Я подошел к окну и поднял жалюзи. В утреннем солнечном свете открывался пейзаж, совсем не похожий на Бенгалию. На пространстве в несколько сотен миль изумрудные джунгли уступили место инопланетному ландшафту из высохшего кустарника и пыльной коричневой земли. Чахлые деревья, пролетавшие мимо в утреннем полумраке, корявые и голые, не имели ничего общего с роскошными тропическими пальмами Калькутты.
– Встретимся в вагоне-ресторане? – радостно спросил сержант. – Шеф приготовил традиционный южноиндийский завтрак, идлис[44], и всякую всячину.
Живот у меня свело. У индийцев считается смертным грехом подавать любую еду, даже завтрак, без полуфунта специй.
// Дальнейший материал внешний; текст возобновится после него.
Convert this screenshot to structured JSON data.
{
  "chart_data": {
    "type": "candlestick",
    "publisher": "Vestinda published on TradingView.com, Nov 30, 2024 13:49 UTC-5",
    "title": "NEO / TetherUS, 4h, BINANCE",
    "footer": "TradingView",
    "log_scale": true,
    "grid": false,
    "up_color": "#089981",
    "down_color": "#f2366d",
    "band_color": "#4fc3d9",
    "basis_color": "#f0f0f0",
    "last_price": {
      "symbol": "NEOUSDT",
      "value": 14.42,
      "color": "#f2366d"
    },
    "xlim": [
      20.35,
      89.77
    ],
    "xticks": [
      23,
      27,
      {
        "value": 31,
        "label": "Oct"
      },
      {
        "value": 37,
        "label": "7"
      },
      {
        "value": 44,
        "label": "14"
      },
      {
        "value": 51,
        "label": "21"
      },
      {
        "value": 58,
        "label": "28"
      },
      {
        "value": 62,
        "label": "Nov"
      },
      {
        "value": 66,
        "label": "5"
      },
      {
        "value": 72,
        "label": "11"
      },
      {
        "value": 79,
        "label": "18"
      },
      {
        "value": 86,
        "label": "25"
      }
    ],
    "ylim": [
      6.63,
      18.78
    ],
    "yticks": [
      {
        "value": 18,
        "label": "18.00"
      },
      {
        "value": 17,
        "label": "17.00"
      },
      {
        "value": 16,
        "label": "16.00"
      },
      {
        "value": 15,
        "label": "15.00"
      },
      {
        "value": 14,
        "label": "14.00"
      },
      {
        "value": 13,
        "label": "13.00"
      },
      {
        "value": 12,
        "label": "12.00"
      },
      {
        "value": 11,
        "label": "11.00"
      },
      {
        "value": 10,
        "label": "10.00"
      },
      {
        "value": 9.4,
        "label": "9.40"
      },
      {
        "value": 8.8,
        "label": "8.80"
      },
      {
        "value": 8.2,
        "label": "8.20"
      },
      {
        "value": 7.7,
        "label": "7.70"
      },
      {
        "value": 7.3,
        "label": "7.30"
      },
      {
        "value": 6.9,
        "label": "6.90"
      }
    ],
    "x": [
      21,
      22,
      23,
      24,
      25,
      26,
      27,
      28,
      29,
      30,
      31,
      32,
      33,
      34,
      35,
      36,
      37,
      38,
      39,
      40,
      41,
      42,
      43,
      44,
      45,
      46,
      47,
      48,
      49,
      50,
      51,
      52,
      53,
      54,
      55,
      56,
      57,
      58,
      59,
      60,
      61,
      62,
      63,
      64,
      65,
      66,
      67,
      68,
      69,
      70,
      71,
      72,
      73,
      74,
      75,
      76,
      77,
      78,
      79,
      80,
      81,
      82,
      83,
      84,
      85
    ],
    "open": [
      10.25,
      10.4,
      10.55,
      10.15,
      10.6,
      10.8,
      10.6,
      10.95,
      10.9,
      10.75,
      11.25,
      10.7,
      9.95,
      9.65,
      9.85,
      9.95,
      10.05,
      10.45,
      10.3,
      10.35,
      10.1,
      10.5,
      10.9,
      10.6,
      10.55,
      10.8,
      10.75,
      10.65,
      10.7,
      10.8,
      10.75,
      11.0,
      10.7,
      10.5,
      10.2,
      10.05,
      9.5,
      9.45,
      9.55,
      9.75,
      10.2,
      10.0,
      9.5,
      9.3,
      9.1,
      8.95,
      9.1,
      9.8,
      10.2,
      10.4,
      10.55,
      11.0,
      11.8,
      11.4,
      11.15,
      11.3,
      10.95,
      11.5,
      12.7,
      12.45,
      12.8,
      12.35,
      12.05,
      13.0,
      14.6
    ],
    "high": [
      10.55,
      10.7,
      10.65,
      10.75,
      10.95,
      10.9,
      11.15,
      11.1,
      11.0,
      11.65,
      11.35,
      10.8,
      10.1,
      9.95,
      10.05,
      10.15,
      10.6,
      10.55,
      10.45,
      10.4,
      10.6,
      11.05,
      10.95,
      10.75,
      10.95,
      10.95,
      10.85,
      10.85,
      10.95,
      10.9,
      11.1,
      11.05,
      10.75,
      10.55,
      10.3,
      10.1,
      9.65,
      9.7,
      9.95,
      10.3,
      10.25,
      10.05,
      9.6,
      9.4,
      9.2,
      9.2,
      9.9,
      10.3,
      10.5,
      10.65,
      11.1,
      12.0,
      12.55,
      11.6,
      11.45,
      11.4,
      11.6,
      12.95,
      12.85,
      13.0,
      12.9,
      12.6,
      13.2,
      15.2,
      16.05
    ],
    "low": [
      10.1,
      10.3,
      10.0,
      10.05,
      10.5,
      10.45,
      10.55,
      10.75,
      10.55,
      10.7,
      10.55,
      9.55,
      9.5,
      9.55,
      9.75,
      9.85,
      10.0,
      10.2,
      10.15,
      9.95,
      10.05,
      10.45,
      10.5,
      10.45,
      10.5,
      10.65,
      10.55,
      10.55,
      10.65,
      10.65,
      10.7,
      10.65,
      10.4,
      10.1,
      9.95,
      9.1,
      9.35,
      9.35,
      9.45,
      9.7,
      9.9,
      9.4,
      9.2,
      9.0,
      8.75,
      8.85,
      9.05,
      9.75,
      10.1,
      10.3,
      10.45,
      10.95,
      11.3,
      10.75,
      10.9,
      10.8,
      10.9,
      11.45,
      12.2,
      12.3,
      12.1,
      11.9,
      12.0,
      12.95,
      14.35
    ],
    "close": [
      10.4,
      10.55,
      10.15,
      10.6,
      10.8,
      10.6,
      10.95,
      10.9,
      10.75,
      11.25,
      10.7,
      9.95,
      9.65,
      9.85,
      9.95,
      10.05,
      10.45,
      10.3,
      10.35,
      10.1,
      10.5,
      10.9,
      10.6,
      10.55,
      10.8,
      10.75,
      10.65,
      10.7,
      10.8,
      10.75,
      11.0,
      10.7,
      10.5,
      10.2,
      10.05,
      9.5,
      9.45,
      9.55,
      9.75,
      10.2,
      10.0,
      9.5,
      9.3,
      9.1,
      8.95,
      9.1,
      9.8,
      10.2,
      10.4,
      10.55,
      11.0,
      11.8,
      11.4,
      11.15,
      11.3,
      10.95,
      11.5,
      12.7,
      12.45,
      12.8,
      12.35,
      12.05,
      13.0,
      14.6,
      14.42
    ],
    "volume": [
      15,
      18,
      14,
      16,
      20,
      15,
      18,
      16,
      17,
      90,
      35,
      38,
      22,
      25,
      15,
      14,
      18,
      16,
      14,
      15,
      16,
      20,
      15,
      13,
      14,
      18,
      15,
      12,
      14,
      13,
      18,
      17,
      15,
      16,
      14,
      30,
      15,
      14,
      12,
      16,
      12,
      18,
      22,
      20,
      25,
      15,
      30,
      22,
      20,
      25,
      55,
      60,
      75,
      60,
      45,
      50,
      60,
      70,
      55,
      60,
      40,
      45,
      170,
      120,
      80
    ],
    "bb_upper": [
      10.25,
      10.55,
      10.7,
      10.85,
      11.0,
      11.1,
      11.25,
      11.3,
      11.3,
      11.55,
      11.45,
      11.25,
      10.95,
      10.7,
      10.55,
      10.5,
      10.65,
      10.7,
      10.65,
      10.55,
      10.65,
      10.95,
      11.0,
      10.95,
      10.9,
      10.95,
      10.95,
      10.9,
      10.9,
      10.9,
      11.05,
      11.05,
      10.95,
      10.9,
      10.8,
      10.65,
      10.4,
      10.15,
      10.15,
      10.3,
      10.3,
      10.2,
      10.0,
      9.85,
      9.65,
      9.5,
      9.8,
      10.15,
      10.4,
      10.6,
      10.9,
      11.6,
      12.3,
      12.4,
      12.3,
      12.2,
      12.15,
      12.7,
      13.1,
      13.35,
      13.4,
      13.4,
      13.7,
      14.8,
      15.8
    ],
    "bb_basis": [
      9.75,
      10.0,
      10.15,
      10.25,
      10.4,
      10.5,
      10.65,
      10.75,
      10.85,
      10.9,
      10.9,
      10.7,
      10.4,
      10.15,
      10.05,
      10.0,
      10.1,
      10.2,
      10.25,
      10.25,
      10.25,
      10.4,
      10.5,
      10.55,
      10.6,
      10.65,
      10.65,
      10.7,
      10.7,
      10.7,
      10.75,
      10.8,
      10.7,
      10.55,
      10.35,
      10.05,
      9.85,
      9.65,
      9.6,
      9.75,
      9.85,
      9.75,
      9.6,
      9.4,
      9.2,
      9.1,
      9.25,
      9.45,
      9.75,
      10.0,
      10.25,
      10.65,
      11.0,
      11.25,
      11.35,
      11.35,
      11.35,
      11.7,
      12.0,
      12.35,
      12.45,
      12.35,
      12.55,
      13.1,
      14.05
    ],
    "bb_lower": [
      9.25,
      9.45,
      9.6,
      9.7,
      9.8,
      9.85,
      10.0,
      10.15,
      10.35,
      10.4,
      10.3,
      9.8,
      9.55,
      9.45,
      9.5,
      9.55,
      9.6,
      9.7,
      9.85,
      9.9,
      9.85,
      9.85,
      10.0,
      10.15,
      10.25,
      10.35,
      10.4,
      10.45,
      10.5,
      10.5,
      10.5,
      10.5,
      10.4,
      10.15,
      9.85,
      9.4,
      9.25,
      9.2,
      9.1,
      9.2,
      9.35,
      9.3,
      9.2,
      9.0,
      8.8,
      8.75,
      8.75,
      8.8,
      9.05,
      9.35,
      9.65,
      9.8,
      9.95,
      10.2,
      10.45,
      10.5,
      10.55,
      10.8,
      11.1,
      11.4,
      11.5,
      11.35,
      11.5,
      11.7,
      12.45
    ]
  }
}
Это все, конечно, замечательно, но бывают моменты, когда англичанину хочется поутру только ломтик поджаренного хлеба и чашку чаю.
– Ты иди, – сказал я. – Я, наверное, пропущу завтрак.
Закрыв дверь, я оделся. Снаружи посветлело, отчетливо было видно, как растрескалась высохшая земля. До Калькутты муссон, может, и добрался, но в Ориссе по-прежнему стояла сушь, как в Багдаде летом.
* * *
В четверть седьмого поезд прибыл в Самбалпур, на станцию, которая выглядела так, словно ее перенесли откуда-то из Котсуолда, – стены из золотистого песчаника, шиферные крыши и тишина захолустья. Даже облака были достаточно серыми, чтобы сойти за английские. Только жара индийская.
Поезд вздрогнул и замер. За окном выстроилась шеренга угрюмых военных и суровых официальных лиц. Подхватив чемодан, я двинулся по узкому коридору, встретившись по пути с Несокрушимом в полной парадной форме. Мы спустились на платформу как раз вовремя, чтобы увидеть, как строй гвардейцев входит в вагон, в котором перевозили гроб.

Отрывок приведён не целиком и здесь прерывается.